Today was our second appointment together at the counselor, and I'm proud of how well Spencer is opening up and expressing himself, especially since the counselor is a guy. But he's a cool guy and seems to listen and make suggestions without harsh judgment, only helping hone perspectives.
Our Valentine's weekend was really nice; had a three-day weekend since Monday was Presidents' Day. Spencer and I spent Saturday together during the day, doing some of our favorite things: going thrift store shopping and eating out.

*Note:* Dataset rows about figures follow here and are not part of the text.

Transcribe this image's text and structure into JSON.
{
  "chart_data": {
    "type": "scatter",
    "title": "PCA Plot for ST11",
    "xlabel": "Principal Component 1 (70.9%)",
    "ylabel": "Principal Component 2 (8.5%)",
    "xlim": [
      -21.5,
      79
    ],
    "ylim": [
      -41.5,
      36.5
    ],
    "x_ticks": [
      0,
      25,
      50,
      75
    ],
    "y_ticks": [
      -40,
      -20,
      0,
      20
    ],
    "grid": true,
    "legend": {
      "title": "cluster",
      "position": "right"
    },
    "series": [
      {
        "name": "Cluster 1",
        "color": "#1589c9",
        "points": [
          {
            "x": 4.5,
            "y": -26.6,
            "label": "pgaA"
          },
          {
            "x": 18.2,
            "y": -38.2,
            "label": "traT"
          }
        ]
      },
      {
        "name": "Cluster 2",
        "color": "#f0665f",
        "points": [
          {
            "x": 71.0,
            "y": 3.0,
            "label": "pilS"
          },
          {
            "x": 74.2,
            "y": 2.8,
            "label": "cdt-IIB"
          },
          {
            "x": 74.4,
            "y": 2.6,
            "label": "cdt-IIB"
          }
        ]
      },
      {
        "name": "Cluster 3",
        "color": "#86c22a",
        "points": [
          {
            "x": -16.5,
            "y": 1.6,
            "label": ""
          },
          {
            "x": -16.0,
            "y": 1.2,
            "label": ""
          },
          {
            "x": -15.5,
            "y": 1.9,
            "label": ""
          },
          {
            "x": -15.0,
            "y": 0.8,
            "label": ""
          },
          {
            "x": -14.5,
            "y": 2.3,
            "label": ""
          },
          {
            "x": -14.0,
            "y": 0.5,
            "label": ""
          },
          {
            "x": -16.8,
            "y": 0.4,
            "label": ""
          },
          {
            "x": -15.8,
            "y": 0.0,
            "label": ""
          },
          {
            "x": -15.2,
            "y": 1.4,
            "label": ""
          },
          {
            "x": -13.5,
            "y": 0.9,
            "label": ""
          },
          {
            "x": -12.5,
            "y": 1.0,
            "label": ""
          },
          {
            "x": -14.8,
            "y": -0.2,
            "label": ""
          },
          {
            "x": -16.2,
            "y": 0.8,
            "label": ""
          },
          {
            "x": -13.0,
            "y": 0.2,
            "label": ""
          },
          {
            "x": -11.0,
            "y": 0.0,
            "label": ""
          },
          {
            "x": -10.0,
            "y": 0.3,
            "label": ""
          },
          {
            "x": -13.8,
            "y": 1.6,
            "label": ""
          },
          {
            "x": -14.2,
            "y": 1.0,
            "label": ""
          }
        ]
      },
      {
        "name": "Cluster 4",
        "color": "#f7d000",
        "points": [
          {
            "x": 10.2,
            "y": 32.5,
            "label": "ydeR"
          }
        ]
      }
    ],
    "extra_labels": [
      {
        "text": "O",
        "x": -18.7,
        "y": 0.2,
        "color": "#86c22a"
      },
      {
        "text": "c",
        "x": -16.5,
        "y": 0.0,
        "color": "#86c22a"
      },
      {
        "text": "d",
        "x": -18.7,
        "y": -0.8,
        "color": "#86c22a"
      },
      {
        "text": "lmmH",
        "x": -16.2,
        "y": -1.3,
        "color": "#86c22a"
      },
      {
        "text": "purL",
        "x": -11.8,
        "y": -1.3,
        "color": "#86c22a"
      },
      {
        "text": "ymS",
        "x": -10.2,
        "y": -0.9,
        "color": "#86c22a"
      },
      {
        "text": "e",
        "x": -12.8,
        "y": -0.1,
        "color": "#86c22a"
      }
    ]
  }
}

In the evening he went with Kip to a movie and I got to have a quick visit [and a quickie] with Cary. It could only be a quickie due to time constraints but it was hot! Hot to see him, be pounded by him, and lie on the bed together afterwards. We're both hoping we can find the opportunity to spend more than just minutes to hours together sometime in the near future, and I'm lobbying to get a room for a night, but that's a step he and his wife will have to decide upon together. It would be their first time sharing during an all-nighter, and I want them both to be comfortable with it if it happens.
At least that's what I tell myself. Truthfully, if he said he was going to tell her that he would be out of town a night for a convention, but got us a room instead...I'd still take it. Isn't that terrible? In my rationalization I'd say it's because I don't believe she tells Cary everything she does, and I think she's flat-out cheated on him in the past. And, yes, I did that to my first husband, but hypocritical or not, I don't think it's any worse for him to do so if she has already. Sigh, where are my principles? And I know Spencer would be disappointed in me if I did it. Hmmm, I need to think that one over a bit more...
Spencer has been missing Amanda quite a bit, and is trying to at least keep some email communications going with her. It's good for him to have someone to talk to who understands our lifestyle, but I'm not sure if it's healthy for them to pursue a romantic relationship again. As long as they can get along, I'll support them both; but I don't want to have to put back on the striped referee uniform. I look terrible in stripes.